Por que o Brasil ainda lidera esse ranking?

Tem a ver com uma estrutura machista e sexista arraigada em nossa sociedade. Tudo o que foge da masculinidade rígida e da heteronormatividade incomoda muito. Falta empatia.

Quais agentes ainda não estão nessa luta poderiam se engajar mais?

Os líderes religiosos poderiam contribuir muito mais com o discurso do amor e não com o da condenação, do que nos une e não do que separa. O governo e os políticos poderiam se comprometer com a causa, vencer os tabus e tentar entender o que são os direitos humanos. É preciso sair dessa ideia de que é coisa ruim, que defende bandidos. Direitos humanos é fundamental na defesa da liberdade religiosa e de pensamento, por exemplo.

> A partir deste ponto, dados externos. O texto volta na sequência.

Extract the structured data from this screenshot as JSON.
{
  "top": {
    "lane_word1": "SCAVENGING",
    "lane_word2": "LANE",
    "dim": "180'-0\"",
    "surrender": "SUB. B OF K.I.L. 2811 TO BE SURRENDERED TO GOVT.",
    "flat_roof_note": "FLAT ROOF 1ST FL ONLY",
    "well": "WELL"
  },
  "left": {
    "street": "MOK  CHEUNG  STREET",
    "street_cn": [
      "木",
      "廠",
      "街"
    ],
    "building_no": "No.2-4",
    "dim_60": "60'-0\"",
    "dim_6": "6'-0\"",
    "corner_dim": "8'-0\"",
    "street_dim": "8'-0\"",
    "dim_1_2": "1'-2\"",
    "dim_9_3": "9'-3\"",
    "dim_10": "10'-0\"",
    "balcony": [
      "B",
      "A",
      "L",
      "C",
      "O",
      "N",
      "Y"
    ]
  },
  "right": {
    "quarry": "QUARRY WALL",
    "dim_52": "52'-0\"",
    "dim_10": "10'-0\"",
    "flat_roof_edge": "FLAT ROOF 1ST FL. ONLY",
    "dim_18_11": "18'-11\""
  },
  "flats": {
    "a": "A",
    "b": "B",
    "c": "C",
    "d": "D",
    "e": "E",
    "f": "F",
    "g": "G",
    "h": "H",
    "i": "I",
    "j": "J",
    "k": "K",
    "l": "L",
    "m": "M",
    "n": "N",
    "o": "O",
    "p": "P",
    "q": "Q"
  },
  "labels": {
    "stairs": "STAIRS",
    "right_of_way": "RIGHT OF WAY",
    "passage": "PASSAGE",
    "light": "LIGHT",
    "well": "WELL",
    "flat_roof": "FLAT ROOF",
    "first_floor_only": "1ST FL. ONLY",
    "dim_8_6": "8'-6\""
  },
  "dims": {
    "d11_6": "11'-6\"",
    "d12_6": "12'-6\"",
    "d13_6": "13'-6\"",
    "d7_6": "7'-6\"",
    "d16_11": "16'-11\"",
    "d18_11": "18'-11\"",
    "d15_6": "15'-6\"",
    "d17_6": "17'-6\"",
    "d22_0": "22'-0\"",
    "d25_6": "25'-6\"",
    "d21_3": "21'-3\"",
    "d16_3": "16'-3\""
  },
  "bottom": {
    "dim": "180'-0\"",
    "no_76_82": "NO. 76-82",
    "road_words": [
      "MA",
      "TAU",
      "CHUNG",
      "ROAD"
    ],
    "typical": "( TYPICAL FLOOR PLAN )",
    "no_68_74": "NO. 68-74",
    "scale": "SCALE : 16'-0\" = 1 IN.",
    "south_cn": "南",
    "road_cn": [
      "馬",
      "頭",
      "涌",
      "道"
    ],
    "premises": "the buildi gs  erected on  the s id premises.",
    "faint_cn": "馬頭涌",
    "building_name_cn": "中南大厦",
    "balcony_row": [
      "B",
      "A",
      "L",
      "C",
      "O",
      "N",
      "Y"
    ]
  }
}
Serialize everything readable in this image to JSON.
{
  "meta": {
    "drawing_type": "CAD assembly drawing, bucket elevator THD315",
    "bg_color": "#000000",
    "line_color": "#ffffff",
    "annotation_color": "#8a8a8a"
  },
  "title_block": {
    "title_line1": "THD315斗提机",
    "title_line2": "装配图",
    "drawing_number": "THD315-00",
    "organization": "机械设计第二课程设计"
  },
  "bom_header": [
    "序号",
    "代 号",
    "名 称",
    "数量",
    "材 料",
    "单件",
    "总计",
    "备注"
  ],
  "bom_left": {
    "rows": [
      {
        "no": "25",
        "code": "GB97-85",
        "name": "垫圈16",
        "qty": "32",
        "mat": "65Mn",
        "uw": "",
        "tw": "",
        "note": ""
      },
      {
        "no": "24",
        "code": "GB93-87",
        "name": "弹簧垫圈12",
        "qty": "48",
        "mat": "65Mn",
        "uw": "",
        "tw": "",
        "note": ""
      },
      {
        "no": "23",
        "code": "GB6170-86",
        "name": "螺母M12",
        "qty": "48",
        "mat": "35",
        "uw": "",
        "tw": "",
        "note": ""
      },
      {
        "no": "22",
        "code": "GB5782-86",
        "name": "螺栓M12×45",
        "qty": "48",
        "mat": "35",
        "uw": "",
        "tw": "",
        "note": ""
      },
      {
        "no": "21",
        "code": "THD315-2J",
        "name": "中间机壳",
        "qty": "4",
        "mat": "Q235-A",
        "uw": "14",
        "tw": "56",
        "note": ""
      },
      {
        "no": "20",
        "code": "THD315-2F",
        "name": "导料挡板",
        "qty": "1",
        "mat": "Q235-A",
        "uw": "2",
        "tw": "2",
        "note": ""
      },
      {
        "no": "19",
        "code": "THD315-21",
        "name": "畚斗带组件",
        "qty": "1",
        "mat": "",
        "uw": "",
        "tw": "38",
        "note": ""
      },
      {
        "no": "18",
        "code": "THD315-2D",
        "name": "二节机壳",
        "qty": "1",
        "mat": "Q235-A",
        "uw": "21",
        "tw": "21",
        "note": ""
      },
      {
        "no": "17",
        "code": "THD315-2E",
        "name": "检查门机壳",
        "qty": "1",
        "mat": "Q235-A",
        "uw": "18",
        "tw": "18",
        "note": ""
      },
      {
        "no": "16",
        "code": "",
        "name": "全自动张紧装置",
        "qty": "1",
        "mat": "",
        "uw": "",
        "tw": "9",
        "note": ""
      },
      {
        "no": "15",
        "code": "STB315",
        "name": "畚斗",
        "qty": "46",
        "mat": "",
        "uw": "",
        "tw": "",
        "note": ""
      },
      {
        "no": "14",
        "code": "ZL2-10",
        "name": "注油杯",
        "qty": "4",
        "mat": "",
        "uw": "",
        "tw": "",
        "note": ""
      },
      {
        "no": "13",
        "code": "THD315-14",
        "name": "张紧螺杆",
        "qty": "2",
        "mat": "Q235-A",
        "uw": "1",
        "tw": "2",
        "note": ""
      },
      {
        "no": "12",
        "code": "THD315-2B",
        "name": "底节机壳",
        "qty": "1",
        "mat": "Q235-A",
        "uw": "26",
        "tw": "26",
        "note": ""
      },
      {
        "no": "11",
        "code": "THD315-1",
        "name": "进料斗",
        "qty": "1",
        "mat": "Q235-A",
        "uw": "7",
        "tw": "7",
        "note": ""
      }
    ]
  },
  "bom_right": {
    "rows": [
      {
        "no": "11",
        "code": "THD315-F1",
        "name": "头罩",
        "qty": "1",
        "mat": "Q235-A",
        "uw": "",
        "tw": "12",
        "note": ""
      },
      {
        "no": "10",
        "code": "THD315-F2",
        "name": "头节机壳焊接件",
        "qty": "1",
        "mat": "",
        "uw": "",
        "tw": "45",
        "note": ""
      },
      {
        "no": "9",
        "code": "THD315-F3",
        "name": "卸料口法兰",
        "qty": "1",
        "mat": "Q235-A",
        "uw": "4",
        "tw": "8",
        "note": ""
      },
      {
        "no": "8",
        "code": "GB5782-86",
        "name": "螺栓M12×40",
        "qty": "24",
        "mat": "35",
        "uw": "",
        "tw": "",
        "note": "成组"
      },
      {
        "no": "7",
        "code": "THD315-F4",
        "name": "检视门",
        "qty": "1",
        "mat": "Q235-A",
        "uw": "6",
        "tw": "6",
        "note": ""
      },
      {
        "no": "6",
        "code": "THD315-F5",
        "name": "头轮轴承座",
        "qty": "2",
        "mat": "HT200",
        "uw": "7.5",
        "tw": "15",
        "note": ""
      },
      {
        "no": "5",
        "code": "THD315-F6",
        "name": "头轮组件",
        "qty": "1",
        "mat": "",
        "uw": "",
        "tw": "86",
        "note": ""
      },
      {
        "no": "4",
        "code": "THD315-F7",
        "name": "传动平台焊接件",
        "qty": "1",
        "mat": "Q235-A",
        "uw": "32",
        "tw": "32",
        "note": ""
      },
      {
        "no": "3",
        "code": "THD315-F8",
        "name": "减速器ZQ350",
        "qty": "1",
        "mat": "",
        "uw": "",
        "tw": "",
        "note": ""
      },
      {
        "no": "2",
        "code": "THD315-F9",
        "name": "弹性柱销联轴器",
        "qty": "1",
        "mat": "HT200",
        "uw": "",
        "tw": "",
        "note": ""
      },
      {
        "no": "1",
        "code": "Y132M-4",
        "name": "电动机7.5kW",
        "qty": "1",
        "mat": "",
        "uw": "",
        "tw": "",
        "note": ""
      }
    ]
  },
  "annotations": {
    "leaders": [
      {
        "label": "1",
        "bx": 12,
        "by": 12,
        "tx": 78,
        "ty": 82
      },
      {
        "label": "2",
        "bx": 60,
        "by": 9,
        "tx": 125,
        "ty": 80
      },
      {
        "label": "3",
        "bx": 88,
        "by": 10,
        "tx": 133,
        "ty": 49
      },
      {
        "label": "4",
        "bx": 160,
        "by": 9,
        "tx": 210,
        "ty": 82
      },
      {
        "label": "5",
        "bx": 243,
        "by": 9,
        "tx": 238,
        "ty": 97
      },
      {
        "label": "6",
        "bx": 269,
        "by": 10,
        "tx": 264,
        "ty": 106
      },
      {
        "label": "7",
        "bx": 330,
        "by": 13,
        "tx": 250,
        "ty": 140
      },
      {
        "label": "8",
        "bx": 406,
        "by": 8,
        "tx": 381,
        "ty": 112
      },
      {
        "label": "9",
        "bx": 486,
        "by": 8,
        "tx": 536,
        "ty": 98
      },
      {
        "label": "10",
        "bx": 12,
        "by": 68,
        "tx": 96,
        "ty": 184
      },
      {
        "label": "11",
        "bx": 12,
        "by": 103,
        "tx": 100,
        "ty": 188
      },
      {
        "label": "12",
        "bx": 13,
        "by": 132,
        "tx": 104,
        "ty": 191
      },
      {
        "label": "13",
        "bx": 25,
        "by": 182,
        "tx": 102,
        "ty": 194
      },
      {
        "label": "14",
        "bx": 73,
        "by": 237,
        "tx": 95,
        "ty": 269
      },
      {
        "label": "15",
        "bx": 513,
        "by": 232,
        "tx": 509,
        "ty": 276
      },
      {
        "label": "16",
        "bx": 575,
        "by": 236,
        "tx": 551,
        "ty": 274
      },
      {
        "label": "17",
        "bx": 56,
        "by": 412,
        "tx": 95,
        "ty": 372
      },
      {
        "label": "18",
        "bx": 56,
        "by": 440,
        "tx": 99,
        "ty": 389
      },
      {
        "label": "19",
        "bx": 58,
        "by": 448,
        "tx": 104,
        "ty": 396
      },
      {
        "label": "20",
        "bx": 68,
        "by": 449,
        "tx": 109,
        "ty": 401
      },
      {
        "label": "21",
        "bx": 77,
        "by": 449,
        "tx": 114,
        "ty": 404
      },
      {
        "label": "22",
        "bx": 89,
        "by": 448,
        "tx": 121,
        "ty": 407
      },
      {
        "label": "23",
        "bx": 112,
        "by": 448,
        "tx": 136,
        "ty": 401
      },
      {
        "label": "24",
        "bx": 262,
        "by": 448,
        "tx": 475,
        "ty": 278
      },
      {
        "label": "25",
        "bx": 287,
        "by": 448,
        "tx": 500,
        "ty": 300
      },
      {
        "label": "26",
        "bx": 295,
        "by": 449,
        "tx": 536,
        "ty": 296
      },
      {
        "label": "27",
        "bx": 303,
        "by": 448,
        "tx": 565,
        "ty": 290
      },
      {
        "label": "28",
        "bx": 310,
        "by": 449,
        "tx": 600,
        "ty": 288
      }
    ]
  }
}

Diante de um currículo voltado aos direitos humanos, gostaria que o senhor respondesse: “meninas vestem rosa e meninos vestem azul”, parafraseando a ministra Damares Alves?

Essa frase da ministra da Família e Direitos Humanos é um desserviço ao movimento dos direitos humanos e à dignidade da pessoa humana. Passa a ideia de que direitos humanos é algo que afronta. Na verdade, é o respeito mínimo à dignidade de qualquer pessoa. É uma fala que endossa uma visão retrógrada.